Nonetheless, Republican leaders have already said they will reserve judgment on Sotomayor until they have more information.

From Politico:

“Senate Republicans will treat Judge Sotomayor fairly,” Senate Minority Leader Mitch McConnell said in a statement. “But we will thoroughly examine her record to ensure she understands that the role of a jurist in our democracy is to apply the law even-handedly, despite their own feelings or personal or political preferences.”

Republican National Committee Chairman Michael Steele released a restrained statement, declaring: “Republicans will reserve judgment on Sonia Sotomayor until there has been a thorough and thoughtful examination of her legal views.”

But it already looks like she may have obstacles to overcome. In 1998, Senate Republicans held up the confirmation to her current bench for a year. When she was finally confirmed, it was with the approval of only seven of the current forty Republican Senators. Some, specifically Sen. Orrin Hatch (R-UT), have begun to sound skeptical of whether they will support her again.

Among the Republicans who voted against her were current Minority Leader Mitch McConnell (R-KY), Minority Whip John Kyl (R-AZ), John McCain (R-AZ), and a particularly important one, ranking Judiciary Committee member Jeff Sessions (R-AL).
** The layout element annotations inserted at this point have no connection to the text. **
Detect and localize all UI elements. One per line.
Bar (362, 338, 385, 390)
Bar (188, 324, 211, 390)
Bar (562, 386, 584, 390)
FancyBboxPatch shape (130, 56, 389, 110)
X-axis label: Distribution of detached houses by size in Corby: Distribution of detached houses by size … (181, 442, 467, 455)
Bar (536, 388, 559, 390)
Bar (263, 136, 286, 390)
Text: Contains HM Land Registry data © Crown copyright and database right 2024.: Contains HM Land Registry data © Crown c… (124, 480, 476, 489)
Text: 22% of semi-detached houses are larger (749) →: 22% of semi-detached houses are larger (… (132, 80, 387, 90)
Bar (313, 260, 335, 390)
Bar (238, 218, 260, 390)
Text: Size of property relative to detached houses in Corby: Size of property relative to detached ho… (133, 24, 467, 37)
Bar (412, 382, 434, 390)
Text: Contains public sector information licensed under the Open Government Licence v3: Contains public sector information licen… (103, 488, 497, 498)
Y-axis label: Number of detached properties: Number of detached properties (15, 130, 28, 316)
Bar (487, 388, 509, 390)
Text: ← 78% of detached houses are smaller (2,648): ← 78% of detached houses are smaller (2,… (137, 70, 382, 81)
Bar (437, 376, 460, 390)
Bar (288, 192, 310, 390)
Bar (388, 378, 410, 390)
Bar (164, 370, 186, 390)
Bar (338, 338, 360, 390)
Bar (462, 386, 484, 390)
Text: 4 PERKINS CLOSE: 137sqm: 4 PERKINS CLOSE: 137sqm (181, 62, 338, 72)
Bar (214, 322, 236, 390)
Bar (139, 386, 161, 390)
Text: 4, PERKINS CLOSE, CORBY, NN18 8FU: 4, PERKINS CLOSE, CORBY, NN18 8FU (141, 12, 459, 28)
Each of them will be instrumental going in to the fight against her confirmation.

It will be an ugly battle, but will she still be confirmed?

As the media digs through her life and career, we will learn more about Sotomayor and more about what could prevent her from being confirmed.

As of now, she should have no problem getting through the Judiciary Committee, although she may not have the luxury of any GOP votes there.

The only way for Republicans to defeat her confirmation then is a filibuster. This action would have several backlashes for the GOP

First, each of the Republicans that fight for a filibuster will be subject to the political pressure of looking like a hypocrite. When several Democrats tried to filibuster Justice Samuel Alito the Senate Republicans had a fit over what they perceived as a misuse of filibusters.

Second, they would fail. It is unlikely that every single Republican will vote against cloture. The GOP Senators from Maine, in particular, will likely support her confirmation. It is also probable that Senators such as Judd Gregg (R-NH) will support cloture (even if he opposes her confirmation) in order to appease their liberal constituents. Gregg, Snowe, and Collins all approved her confirmation to her current bench.

Finally, and perhaps most importantly, many Republicans will not want to oppose the first Hispanic nominee for the High Court. As blogger Glenn Thrush wrote this morning, “every GOP leader with a pulse knows that opposing her could accelerate the stampede of Latinos out of the GOP in the southwest, west and Texas.”

As of now, we can expect Sotomayor to be confirmed.